[CentOS] New controller card issues

Fri May 29 02:55:41 UTC 2015
Gordon Messmer <gordon.messmer at gmail.com>

On 05/28/2015 03:02 PM, Valeri Galtsev wrote:
>
> If I get you correctly you are saying that 3ware RAID cards are prone to
> hardware failures - as opposed to software RAID which is not (as it does
> not include hardware, so never has a hardware failures), right? No this is
> a joke of course. But it's the one one asked for ;-)

Software RAID uses whatever controller the disks are connected to. 
Often, that's the AHCI controller on the motherboard.  And those 
controllers are almost always more reliable than 3ware.  Seriously.  No 
joke.

> Again, I don't know your statistics: i.e. how many did you use,

Hundreds of systems, both with 3ware and with software RAID.

> how many
> of them died (failed as hardware).

Not many, but some.  A handful of data corruption cases (maybe 5?  I 
don't have logs).  One BBU failure that resulted in a system that 
wouldn't boot until it was removed (and a couple of hours down time 
while 3ware techs worked that ticket).  A couple of times when we really 
wanted to move an array of disks and couldn't.

Vs zero reliability issues with software RAID.

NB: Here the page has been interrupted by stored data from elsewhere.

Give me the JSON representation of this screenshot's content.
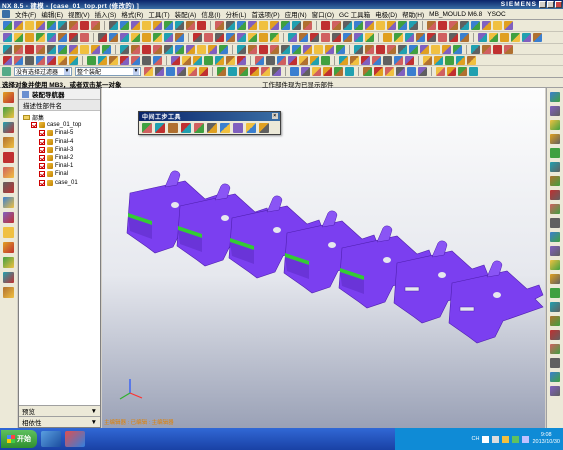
{
  "window": {
    "title": "NX 8.5 - 建模 - [case_01_top.prt (修改的) ]",
    "brand": "SIEMENS"
  },
  "menu": {
    "items": [
      "文件(F)",
      "编辑(E)",
      "视图(V)",
      "插入(S)",
      "格式(R)",
      "工具(T)",
      "装配(A)",
      "信息(I)",
      "分析(L)",
      "首选项(P)",
      "应用(N)",
      "窗口(O)",
      "GC 工具箱",
      "电极(D)",
      "帮助(H)",
      "MB_MOULD M6.8",
      "YSOC"
    ]
  },
  "selection_bar": {
    "filter_value": "没有选择过滤器",
    "assembly_value": "整个装配"
  },
  "status": {
    "prompt": "选择对象并使用 MB3，或者双击某一对象",
    "work_part": "工作部件现为已显示部件"
  },
  "navigator": {
    "title": "装配导航器",
    "column_header": "描述性部件名",
    "tree": [
      {
        "label": "部集",
        "depth": 0,
        "kind": "folder"
      },
      {
        "label": "case_01_top",
        "depth": 1,
        "kind": "assembly"
      },
      {
        "label": "Final-5",
        "depth": 2,
        "kind": "part"
      },
      {
        "label": "Final-4",
        "depth": 2,
        "kind": "part"
      },
      {
        "label": "Final-3",
        "depth": 2,
        "kind": "part"
      },
      {
        "label": "Final-2",
        "depth": 2,
        "kind": "part"
      },
      {
        "label": "Final-1",
        "depth": 2,
        "kind": "part"
      },
      {
        "label": "Final",
        "depth": 2,
        "kind": "part"
      },
      {
        "label": "case_01",
        "depth": 2,
        "kind": "part"
      }
    ],
    "bottom_panels": [
      "预览",
      "相依性"
    ]
  },
  "floating_toolbar": {
    "title": "中间工步工具"
  },
  "viewport": {
    "bottom_label": "主编辑器 : 已编辑 : 主编辑器",
    "part_color": "#7b3ff0",
    "edge_color": "#33cc33",
    "parts_count_visible": 7
  },
  "taskbar": {
    "start_label": "开始",
    "ime": "CH",
    "clock_time": "9:08",
    "clock_date": "2013/10/30"
  }
}
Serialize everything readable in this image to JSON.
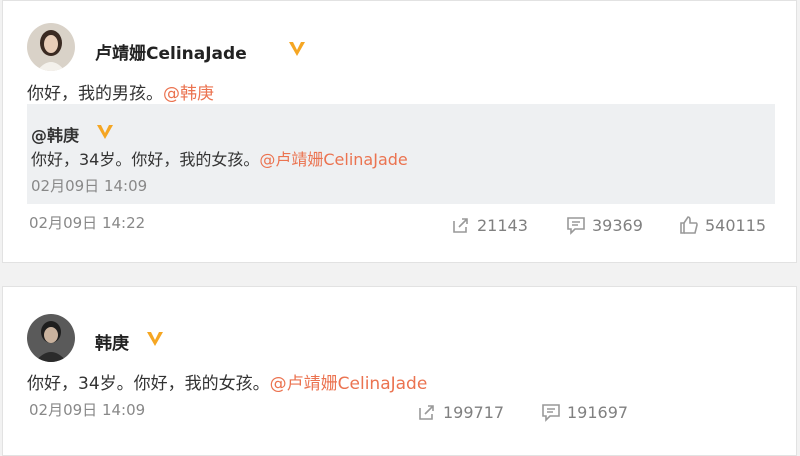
{
  "post1": {
    "author": "卢靖姗CelinaJade",
    "verified_icon": "verified-v-icon",
    "text": "你好，我的男孩。",
    "mention": "@韩庚",
    "time": "02月09日 14:22",
    "repost": {
      "author": "@韩庚",
      "text": "你好，34岁。你好，我的女孩。",
      "mention": "@卢靖姗CelinaJade",
      "time": "02月09日 14:09"
    },
    "actions": {
      "repost_count": "21143",
      "comment_count": "39369",
      "like_count": "540115"
    }
  },
  "post2": {
    "author": "韩庚",
    "verified_icon": "verified-v-icon",
    "text": "你好，34岁。你好，我的女孩。",
    "mention": "@卢靖姗CelinaJade",
    "time": "02月09日 14:09",
    "actions": {
      "repost_count": "199717",
      "comment_count": "191697"
    }
  },
  "colors": {
    "mention": "#eb7350",
    "verified": "#f5a623",
    "muted": "#888888"
  }
}
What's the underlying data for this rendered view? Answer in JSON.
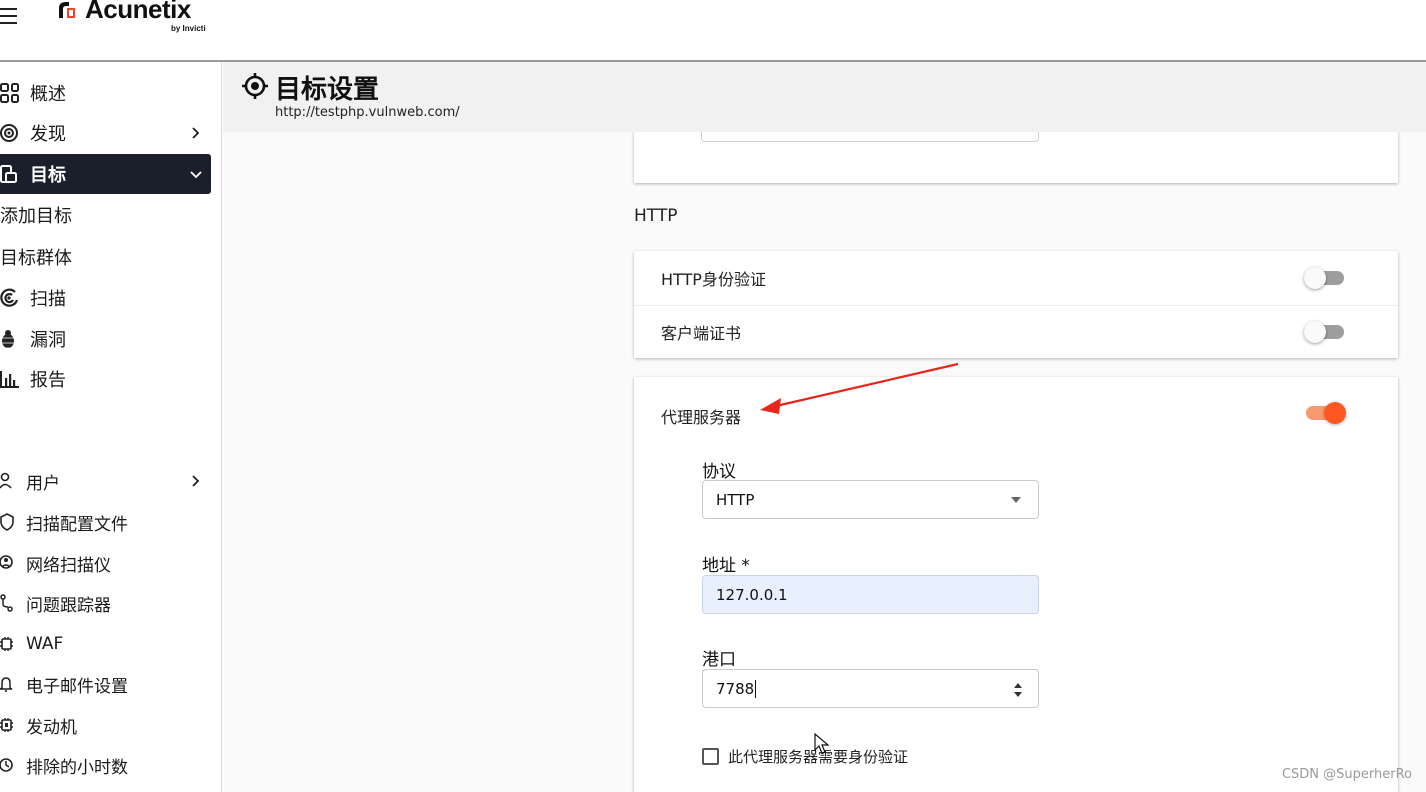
{
  "header": {
    "brand_name": "Acunetix",
    "brand_sub": "by Invicti"
  },
  "sidebar": {
    "items": [
      {
        "label": "概述",
        "icon": "overview-grid-icon"
      },
      {
        "label": "发现",
        "icon": "discovery-target-icon"
      },
      {
        "label": "目标",
        "icon": "targets-icon",
        "active": true
      },
      {
        "label": "添加目标"
      },
      {
        "label": "目标群体"
      },
      {
        "label": "扫描",
        "icon": "scan-radar-icon"
      },
      {
        "label": "漏洞",
        "icon": "bug-icon"
      },
      {
        "label": "报告",
        "icon": "bar-chart-icon"
      },
      {
        "label": "用户",
        "icon": "user-icon"
      },
      {
        "label": "扫描配置文件",
        "icon": "shield-icon"
      },
      {
        "label": "网络扫描仪",
        "icon": "network-scanner-icon"
      },
      {
        "label": "问题跟踪器",
        "icon": "issue-tracker-icon"
      },
      {
        "label": "WAF",
        "icon": "chip-icon"
      },
      {
        "label": "电子邮件设置",
        "icon": "bell-icon"
      },
      {
        "label": "发动机",
        "icon": "engine-chip-icon"
      },
      {
        "label": "排除的小时数",
        "icon": "clock-icon"
      }
    ]
  },
  "page": {
    "title": "目标设置",
    "url": "http://testphp.vulnweb.com/"
  },
  "http_section": {
    "title": "HTTP",
    "http_auth_label": "HTTP身份验证",
    "http_auth_enabled": false,
    "client_cert_label": "客户端证书",
    "client_cert_enabled": false
  },
  "proxy": {
    "label": "代理服务器",
    "enabled": true,
    "protocol_label": "协议",
    "protocol_value": "HTTP",
    "address_label": "地址 *",
    "address_value": "127.0.0.1",
    "port_label": "港口",
    "port_value": "7788",
    "auth_checkbox_label": "此代理服务器需要身份验证",
    "auth_checkbox_checked": false
  },
  "colors": {
    "accent": "#ff5722",
    "sidebar_active_bg": "#1b1f2b",
    "annotation_arrow": "#e8261c"
  },
  "watermark": "CSDN @SuperherRo"
}
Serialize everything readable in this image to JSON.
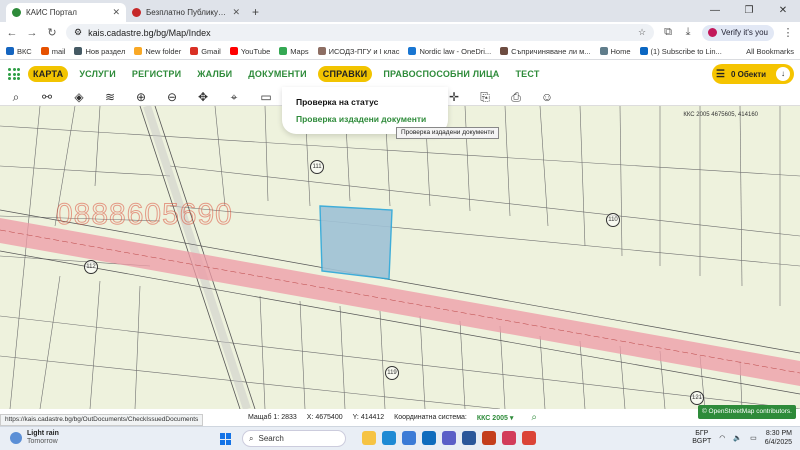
{
  "browser": {
    "tabs": [
      {
        "title": "КАИС Портал",
        "active": true,
        "color": "#2e8b3a"
      },
      {
        "title": "Безплатно Публикуване на Об...",
        "active": false,
        "color": "#c62828"
      }
    ],
    "new_tab": "+",
    "url": "kais.cadastre.bg/bg/Map/Index",
    "verify_label": "Verify it's you",
    "bookmarks": [
      {
        "label": "ВКС",
        "color": "#1565c0"
      },
      {
        "label": "mail",
        "color": "#e65100"
      },
      {
        "label": "Нов раздел",
        "color": "#455a64"
      },
      {
        "label": "New folder",
        "color": "#f9a825"
      },
      {
        "label": "Gmail",
        "color": "#d93025"
      },
      {
        "label": "YouTube",
        "color": "#ff0000"
      },
      {
        "label": "Maps",
        "color": "#34a853"
      },
      {
        "label": "ИСОДЗ-ПГУ и I клас",
        "color": "#8d6e63"
      },
      {
        "label": "Nordic law - OneDri...",
        "color": "#1976d2"
      },
      {
        "label": "Съпричиняване ли м...",
        "color": "#6d4c41"
      },
      {
        "label": "Home",
        "color": "#607d8b"
      },
      {
        "label": "(1) Subscribe to Lin...",
        "color": "#0a66c2"
      }
    ],
    "all_bookmarks": "All Bookmarks"
  },
  "menu": {
    "items": [
      {
        "label": "КАРТА",
        "active": true
      },
      {
        "label": "УСЛУГИ",
        "active": false
      },
      {
        "label": "РЕГИСТРИ",
        "active": false
      },
      {
        "label": "ЖАЛБИ",
        "active": false
      },
      {
        "label": "ДОКУМЕНТИ",
        "active": false
      },
      {
        "label": "СПРАВКИ",
        "active": true
      },
      {
        "label": "ПРАВОСПОСОБНИ ЛИЦА",
        "active": false
      },
      {
        "label": "ТЕСТ",
        "active": false
      }
    ],
    "objects_label": "0 Обекти"
  },
  "dropdown": {
    "item1": "Проверка на статус",
    "item2": "Проверка издадени документи",
    "tooltip": "Проверка издадени документи"
  },
  "map": {
    "crs_label": "ККС 2005 4675605, 414160",
    "watermark": "0888605690",
    "parcels": [
      {
        "num": "111"
      },
      {
        "num": "110"
      },
      {
        "num": "112"
      },
      {
        "num": "119"
      },
      {
        "num": "121"
      }
    ]
  },
  "status": {
    "hover_url": "https://kais.cadastre.bg/bg/OutDocuments/CheckIssuedDocuments",
    "scale_label": "Мащаб 1:",
    "scale_value": "2833",
    "x_label": "X:",
    "x_value": "4675400",
    "y_label": "Y:",
    "y_value": "414412",
    "crs_label": "Координатна система:",
    "crs_value": "ККС 2005",
    "osm": "© OpenStreetMap contributors."
  },
  "taskbar": {
    "weather_title": "Light rain",
    "weather_sub": "Tomorrow",
    "search": "Search",
    "lang1": "БГР",
    "lang2": "BGPT",
    "time": "8:30 PM",
    "date": "6/4/2025"
  },
  "colors": {
    "brand_green": "#2e8b3a",
    "accent_yellow": "#f5c400",
    "road_pink": "#ee9aa6",
    "selection_blue": "#9fc2d6"
  }
}
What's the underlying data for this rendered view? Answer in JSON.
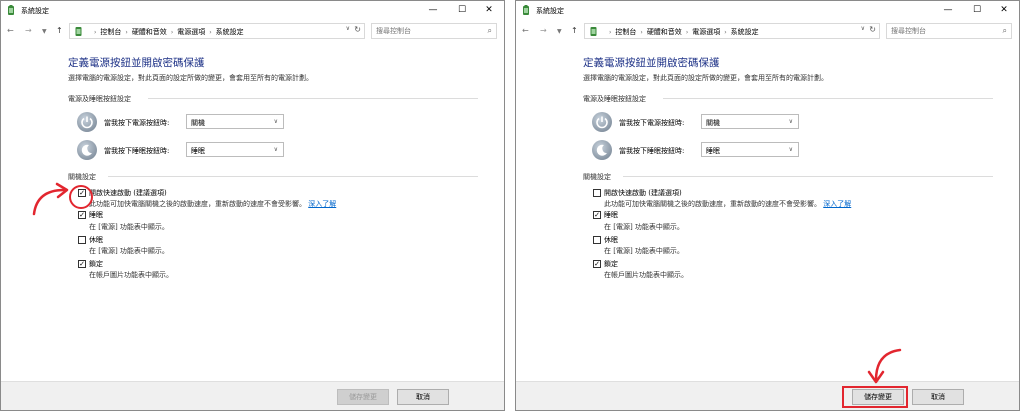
{
  "window_title": "系統設定",
  "breadcrumbs": [
    "控制台",
    "硬體和音效",
    "電源選項",
    "系統設定"
  ],
  "search_placeholder": "搜尋控制台",
  "heading": "定義電源按鈕並開啟密碼保護",
  "description": "選擇電腦的電源設定，對此頁面的設定所做的變更，會套用至所有的電源計劃。",
  "group_power": "電源及睡眠按鈕設定",
  "power_button_label": "當我按下電源按鈕時:",
  "power_button_value": "關機",
  "sleep_button_label": "當我按下睡眠按鈕時:",
  "sleep_button_value": "睡眠",
  "group_shutdown": "關機設定",
  "options": [
    {
      "label": "開啟快速啟動 (建議選項)",
      "desc": "此功能可加快電腦關機之後的啟動速度，重新啟動的速度不會受影響。",
      "link": "深入了解"
    },
    {
      "label": "睡眠",
      "desc": "在 [電源] 功能表中顯示。"
    },
    {
      "label": "休眠",
      "desc": "在 [電源] 功能表中顯示。"
    },
    {
      "label": "鎖定",
      "desc": "在帳戶圖片功能表中顯示。"
    }
  ],
  "checked_left": [
    true,
    true,
    false,
    true
  ],
  "checked_right": [
    false,
    true,
    false,
    true
  ],
  "save_label": "儲存變更",
  "cancel_label": "取消",
  "accent": "#1e3287",
  "annotation_color": "#e2262f"
}
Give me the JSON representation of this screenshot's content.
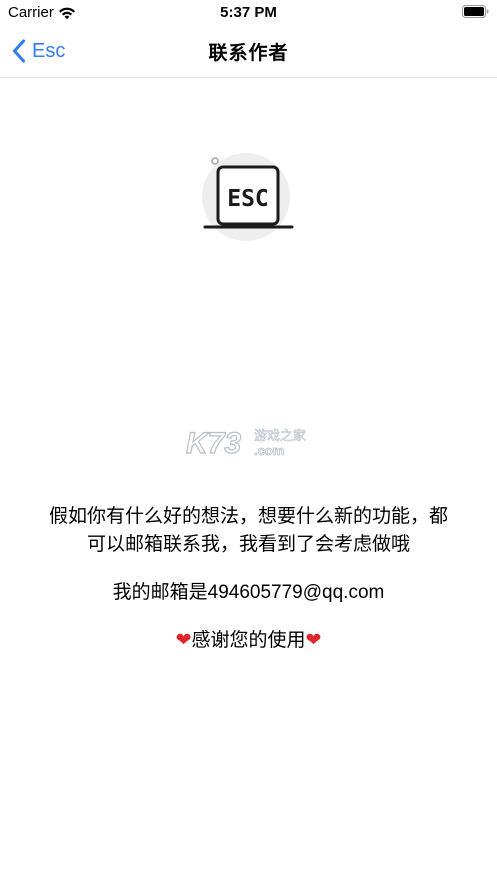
{
  "status_bar": {
    "carrier": "Carrier",
    "time": "5:37 PM"
  },
  "nav": {
    "back_label": "Esc",
    "title": "联系作者"
  },
  "logo": {
    "text": "ESC",
    "icon": "laptop-esc-icon"
  },
  "watermark": {
    "brand": "K73",
    "cn_text": "游戏之家",
    "domain": ".com"
  },
  "message": {
    "line1": "假如你有什么好的想法，想要什么新的功能，都",
    "line2": "可以邮箱联系我，我看到了会考虑做哦",
    "email_line": "我的邮箱是494605779@qq.com",
    "heart_left": "❤",
    "thanks": "感谢您的使用",
    "heart_right": "❤"
  },
  "colors": {
    "accent": "#2f7cf6",
    "heart": "#e0242b",
    "divider": "#e3e3e6"
  }
}
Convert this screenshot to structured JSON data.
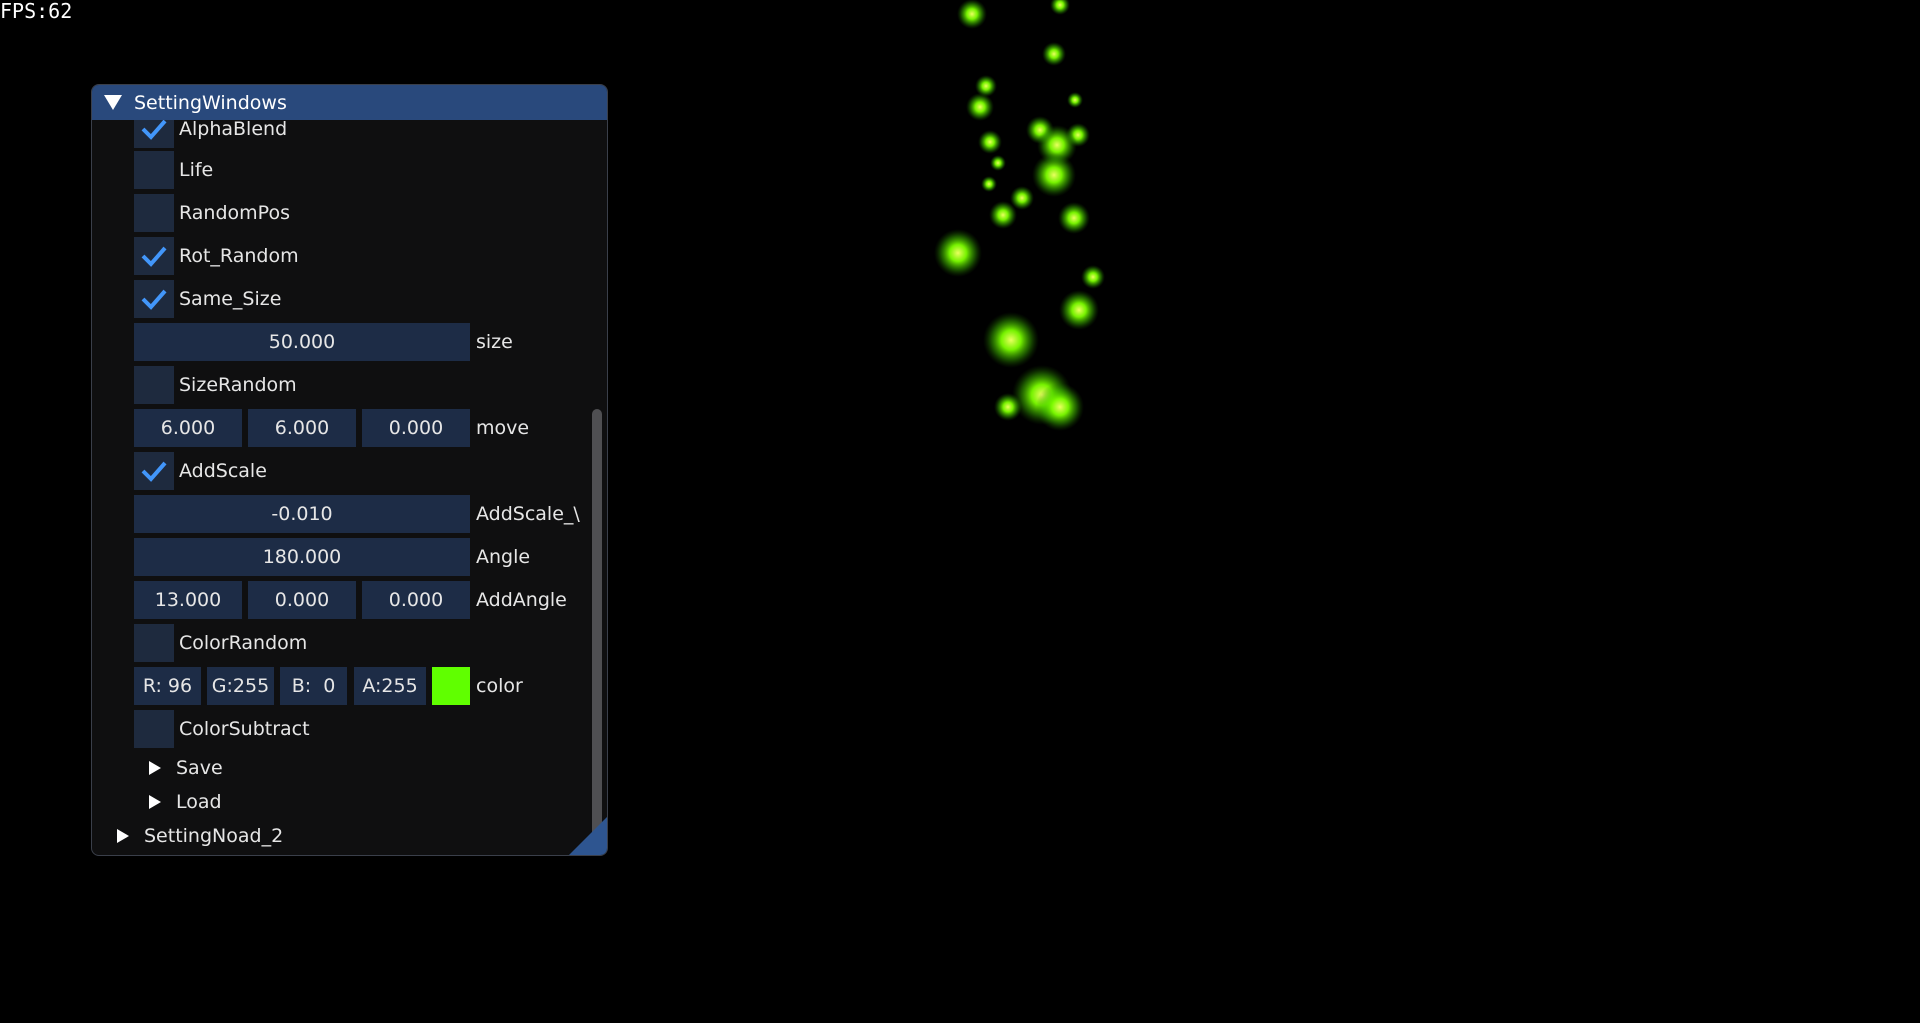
{
  "fps": {
    "label": "FPS:62"
  },
  "window": {
    "title": "SettingWindows",
    "rows": [
      {
        "type": "checkbox",
        "label": "AlphaBlend",
        "checked": true
      },
      {
        "type": "checkbox",
        "label": "Life",
        "checked": false
      },
      {
        "type": "checkbox",
        "label": "RandomPos",
        "checked": false
      },
      {
        "type": "checkbox",
        "label": "Rot_Random",
        "checked": true
      },
      {
        "type": "checkbox",
        "label": "Same_Size",
        "checked": true
      },
      {
        "type": "float1",
        "values": [
          "50.000"
        ],
        "label": "size"
      },
      {
        "type": "checkbox",
        "label": "SizeRandom",
        "checked": false
      },
      {
        "type": "float3",
        "values": [
          "6.000",
          "6.000",
          "0.000"
        ],
        "label": "move"
      },
      {
        "type": "checkbox",
        "label": "AddScale",
        "checked": true
      },
      {
        "type": "float1",
        "values": [
          "-0.010"
        ],
        "label": "AddScale_\\"
      },
      {
        "type": "float1",
        "values": [
          "180.000"
        ],
        "label": "Angle"
      },
      {
        "type": "float3",
        "values": [
          "13.000",
          "0.000",
          "0.000"
        ],
        "label": "AddAngle"
      },
      {
        "type": "checkbox",
        "label": "ColorRandom",
        "checked": false
      },
      {
        "type": "color",
        "values": [
          "R: 96",
          "G:255",
          "B:  0",
          "A:255"
        ],
        "swatch": "#60ff00",
        "label": "color"
      },
      {
        "type": "checkbox",
        "label": "ColorSubtract",
        "checked": false
      }
    ],
    "tree": [
      {
        "label": "Save",
        "expanded": false
      },
      {
        "label": "Load",
        "expanded": false
      }
    ],
    "bottom_node": {
      "label": "SettingNoad_2",
      "expanded": false
    }
  },
  "colors": {
    "title_bar": "#29497c",
    "checkmark": "#4296fa",
    "particle": "#7dff00"
  }
}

> How well surge-free the power is.

We always used trusted UPS hardware.

> How
> well the guys who installed your cards into your boxes followed static
> discharge precautions

Our systems were built by a professional VAR.  Employees always wore 
ground straps.  There were other anti-static measures in place as well. 
  I had been to the facility.

And I'll throw you a curveball:

I've argued that software RAID is more reliable than 3ware cards, 
specifically.  In the world of ZFS and btrfs, you absolutely should not 
use hardware RAID.  As you mentioned earlier, hardware RAID volumes 
should scan disks regularly.  However, scanning only tells you if disks 
have bad sectors.  It can also detect data (parity) errors, but it can't 
repair them.  Hardware RAID cards don't have information that can tell 
them which sectors are correct.  ZFS and btrfs, on the other hand, 
checksum their data and metadata.  They can tell which sectors are 
damaged in the case of corruption such as bit flips, and which sector 
should be used to repair the data.

Now, btrfs and ZFS are completely different from software RAID.  I'm not 
comparing the two.  But hardware RAID simply has too many deficiencies 
to justify its continued use.  It should go away.